«Je suis en mesure de pouvoir affirmer, après deux ans d'enquête, que le physicien italien Ettore Majorana, disparu la nuit du 27 au 28 mars 1938 pendant la traversée de Palerme à Naples, a vécu en Argentine sous un faux nom, entre le 4 avril 1939, date de son arrivée à Puerto Madero, et fin juillet 1976» (Prologue p 9)
Ainsi débute le prologue à l'enquête de
Jordi Bonells intitulée «
La deuxième disparition de Majorana» en référence à la première enquête menée par
Leonardo Sciascia intitulée «
La disparition de Majorana» à l'origine paru en feuilleton dans «La Stampa»
Jordi Bonells n'est pas physicien mais spécialiste des littératures hispaniques et sud-américaines, il vit à Marseille et enseigne à l'université de Corte (son
dictionnaire des Littératures Hispaniques établi avec la collaboration d'une centaine d'universitaires est une somme unique et passionnante).

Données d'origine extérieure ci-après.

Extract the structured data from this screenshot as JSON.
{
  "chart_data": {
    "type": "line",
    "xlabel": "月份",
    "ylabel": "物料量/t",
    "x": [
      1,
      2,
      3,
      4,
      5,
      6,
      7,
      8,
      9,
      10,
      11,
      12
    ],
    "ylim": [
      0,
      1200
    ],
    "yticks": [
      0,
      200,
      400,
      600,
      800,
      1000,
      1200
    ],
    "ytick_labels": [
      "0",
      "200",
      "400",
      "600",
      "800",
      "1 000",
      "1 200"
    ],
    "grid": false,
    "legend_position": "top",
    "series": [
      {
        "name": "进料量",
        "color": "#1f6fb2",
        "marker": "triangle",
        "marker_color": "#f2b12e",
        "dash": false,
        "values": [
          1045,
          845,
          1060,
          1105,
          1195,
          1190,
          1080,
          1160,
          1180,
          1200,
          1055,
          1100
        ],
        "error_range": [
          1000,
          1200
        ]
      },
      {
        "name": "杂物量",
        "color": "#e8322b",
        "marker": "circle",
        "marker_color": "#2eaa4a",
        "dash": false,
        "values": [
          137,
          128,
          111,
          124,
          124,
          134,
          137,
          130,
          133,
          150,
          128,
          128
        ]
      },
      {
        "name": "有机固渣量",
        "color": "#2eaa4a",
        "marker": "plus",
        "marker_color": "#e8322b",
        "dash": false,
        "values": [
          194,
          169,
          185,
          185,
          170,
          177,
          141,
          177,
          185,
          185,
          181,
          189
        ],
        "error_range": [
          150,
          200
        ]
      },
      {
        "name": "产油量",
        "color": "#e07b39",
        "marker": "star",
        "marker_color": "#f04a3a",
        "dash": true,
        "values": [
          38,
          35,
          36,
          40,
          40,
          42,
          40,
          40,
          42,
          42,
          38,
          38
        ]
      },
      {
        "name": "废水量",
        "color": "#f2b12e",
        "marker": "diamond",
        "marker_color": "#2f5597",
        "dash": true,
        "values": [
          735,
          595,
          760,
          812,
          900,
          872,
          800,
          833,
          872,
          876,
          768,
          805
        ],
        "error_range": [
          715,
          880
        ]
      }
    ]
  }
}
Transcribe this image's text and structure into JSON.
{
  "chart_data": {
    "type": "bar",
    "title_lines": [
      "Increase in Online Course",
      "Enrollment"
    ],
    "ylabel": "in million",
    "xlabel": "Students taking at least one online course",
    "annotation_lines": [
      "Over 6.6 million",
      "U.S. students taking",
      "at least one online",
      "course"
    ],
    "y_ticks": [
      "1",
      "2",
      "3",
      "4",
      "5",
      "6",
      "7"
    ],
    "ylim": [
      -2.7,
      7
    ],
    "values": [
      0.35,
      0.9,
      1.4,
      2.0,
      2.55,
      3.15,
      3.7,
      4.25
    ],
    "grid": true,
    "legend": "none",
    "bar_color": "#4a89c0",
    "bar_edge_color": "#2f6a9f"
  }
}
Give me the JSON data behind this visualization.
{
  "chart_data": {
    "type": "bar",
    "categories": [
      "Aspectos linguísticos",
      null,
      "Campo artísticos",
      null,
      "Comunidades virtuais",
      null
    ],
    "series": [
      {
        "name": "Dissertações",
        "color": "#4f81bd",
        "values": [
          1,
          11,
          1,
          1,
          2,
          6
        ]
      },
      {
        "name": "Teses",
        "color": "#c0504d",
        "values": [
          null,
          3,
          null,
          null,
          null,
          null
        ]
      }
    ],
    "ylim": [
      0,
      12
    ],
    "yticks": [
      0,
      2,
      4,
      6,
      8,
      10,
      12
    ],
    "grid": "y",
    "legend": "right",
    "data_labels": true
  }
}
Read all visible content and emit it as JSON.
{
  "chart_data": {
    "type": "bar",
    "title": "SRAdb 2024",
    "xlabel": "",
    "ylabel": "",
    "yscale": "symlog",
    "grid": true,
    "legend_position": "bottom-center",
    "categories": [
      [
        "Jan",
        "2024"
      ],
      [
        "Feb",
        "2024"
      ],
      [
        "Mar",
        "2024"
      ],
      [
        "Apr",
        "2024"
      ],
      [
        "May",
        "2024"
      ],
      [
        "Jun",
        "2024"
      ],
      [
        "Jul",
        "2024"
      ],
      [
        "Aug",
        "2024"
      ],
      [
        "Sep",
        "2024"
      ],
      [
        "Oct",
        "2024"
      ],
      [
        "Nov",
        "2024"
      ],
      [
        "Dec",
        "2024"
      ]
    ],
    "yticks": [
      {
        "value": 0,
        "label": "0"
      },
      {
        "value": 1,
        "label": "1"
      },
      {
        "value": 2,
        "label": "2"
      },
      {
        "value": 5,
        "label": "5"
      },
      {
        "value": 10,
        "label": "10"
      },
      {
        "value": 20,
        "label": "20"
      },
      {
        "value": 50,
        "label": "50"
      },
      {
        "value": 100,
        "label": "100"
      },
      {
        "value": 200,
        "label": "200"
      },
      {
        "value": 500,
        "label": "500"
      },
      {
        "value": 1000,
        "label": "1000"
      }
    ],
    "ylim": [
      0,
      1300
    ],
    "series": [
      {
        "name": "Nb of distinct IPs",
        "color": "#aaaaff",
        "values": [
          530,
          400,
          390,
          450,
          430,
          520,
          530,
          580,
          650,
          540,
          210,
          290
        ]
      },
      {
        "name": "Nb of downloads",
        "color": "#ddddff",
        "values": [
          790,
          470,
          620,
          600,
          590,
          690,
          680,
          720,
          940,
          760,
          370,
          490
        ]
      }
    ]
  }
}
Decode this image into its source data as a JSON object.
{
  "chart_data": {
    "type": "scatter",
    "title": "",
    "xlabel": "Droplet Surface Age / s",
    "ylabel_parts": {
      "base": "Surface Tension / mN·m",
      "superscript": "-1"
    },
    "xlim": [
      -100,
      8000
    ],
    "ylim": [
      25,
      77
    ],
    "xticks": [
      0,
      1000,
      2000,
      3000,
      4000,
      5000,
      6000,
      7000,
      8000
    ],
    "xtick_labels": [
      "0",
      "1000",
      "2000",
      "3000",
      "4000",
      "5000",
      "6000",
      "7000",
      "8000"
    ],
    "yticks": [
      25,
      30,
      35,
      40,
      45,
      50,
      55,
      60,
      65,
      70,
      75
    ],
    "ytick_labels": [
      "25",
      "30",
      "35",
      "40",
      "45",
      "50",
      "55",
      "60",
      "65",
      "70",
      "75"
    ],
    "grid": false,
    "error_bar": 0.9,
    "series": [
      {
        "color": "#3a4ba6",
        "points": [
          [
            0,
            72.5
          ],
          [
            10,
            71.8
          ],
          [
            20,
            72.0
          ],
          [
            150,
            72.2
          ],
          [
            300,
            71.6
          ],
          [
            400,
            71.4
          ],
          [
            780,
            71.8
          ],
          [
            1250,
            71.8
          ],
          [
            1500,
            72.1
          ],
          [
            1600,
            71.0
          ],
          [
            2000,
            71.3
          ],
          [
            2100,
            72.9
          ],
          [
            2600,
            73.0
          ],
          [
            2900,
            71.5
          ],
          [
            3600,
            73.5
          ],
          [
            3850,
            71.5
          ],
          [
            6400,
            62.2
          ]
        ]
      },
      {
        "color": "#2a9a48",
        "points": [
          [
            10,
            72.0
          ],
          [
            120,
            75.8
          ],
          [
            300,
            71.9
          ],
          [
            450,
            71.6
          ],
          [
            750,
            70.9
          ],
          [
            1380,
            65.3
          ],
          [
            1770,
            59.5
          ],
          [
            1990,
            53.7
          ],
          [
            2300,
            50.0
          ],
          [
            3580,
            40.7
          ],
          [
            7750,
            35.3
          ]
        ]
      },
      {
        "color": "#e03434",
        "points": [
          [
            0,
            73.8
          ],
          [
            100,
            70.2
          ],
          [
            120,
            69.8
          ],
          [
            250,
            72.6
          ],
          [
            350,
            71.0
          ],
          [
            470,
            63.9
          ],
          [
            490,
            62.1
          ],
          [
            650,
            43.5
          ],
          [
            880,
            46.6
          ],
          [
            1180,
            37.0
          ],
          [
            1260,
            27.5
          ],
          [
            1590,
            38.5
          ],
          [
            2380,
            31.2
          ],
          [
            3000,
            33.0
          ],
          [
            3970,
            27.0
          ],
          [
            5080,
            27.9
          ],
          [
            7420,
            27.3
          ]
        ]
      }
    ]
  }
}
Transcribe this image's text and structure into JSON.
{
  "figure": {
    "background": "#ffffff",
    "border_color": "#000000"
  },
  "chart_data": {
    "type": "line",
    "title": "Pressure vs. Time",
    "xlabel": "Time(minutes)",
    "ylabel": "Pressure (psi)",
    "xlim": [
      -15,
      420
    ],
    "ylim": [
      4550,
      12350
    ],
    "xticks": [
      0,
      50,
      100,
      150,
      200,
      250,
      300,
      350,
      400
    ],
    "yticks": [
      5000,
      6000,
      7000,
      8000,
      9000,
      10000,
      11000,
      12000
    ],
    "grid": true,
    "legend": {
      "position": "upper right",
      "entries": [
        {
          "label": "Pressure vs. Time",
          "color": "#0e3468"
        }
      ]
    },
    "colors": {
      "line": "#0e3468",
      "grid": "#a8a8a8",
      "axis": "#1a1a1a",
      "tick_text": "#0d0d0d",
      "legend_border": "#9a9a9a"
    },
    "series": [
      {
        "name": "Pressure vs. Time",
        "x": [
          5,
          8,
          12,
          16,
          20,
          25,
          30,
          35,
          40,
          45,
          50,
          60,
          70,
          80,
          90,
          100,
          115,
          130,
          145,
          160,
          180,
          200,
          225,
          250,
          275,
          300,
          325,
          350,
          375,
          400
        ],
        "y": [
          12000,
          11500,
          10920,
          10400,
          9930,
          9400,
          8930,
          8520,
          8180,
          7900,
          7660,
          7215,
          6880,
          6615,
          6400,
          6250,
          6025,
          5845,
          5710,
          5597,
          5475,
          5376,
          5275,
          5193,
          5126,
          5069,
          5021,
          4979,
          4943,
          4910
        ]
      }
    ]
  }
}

Il se rend en Argentine pour la première fois en février 1998, il a lu encore adolescent
Cortazar et Sabato dont il dit qu'ils «ont laissé en lui une trace indélébile et ont formé sa sensibilité humaine et urbaine». Il part pour effectuer une étude pour le compte du CNRS sur ce qu'il nomme «La mise en dictature du roman», rencontrer les écrivains argentins qui ont vécu sous la dictature et analyser la place de cette période dans leur roman. Leurs textes traitent tous plus ou moins des «disparus» mais par hasard un autre disparu va s'inviter dans cette quête, «Ettore Majorana» et nous voilà embarquer à la suite de
Jordi Bonells dans une poursuite de l'ombre ou plutôt des ombres qui naissent et disparaissent au fil des rencontres dans la ville de Buenos Aires à la recherche d'un dénommé Ettore Maggiore qui a fait une demande de résidence en mars 1942, nom à peine modifié de Majorana. Ce livre est un livre sur les disparitions, toutes sortes de disparition et se lit comme un roman policier tout en nous faisant croiser les écrivains argentins mais aussi le comte
Gombrowicz et bien d'autres. Il offre également une visite pas du tout touristique de la ville de Buenos-Aires «une ville qui suscite ce qu'
Antonio Tabucchi appelle «la nostalgie du possible». Une ville qui, comme la
Lisbonne de
Fernando Pessoa, se prête à l'hétéronymie et à une pluralité de vies inventées ou à inventer.» Et l'auteur de nous dire lors de son deuxième voyage qui sera suivi de beaucoup d'autres «Je voulais que pendant un mois personne ne sache vraiment où j'étais. Comme si, pour pouvoir trouver un disparu, on était obligé d'en être un soi-même.»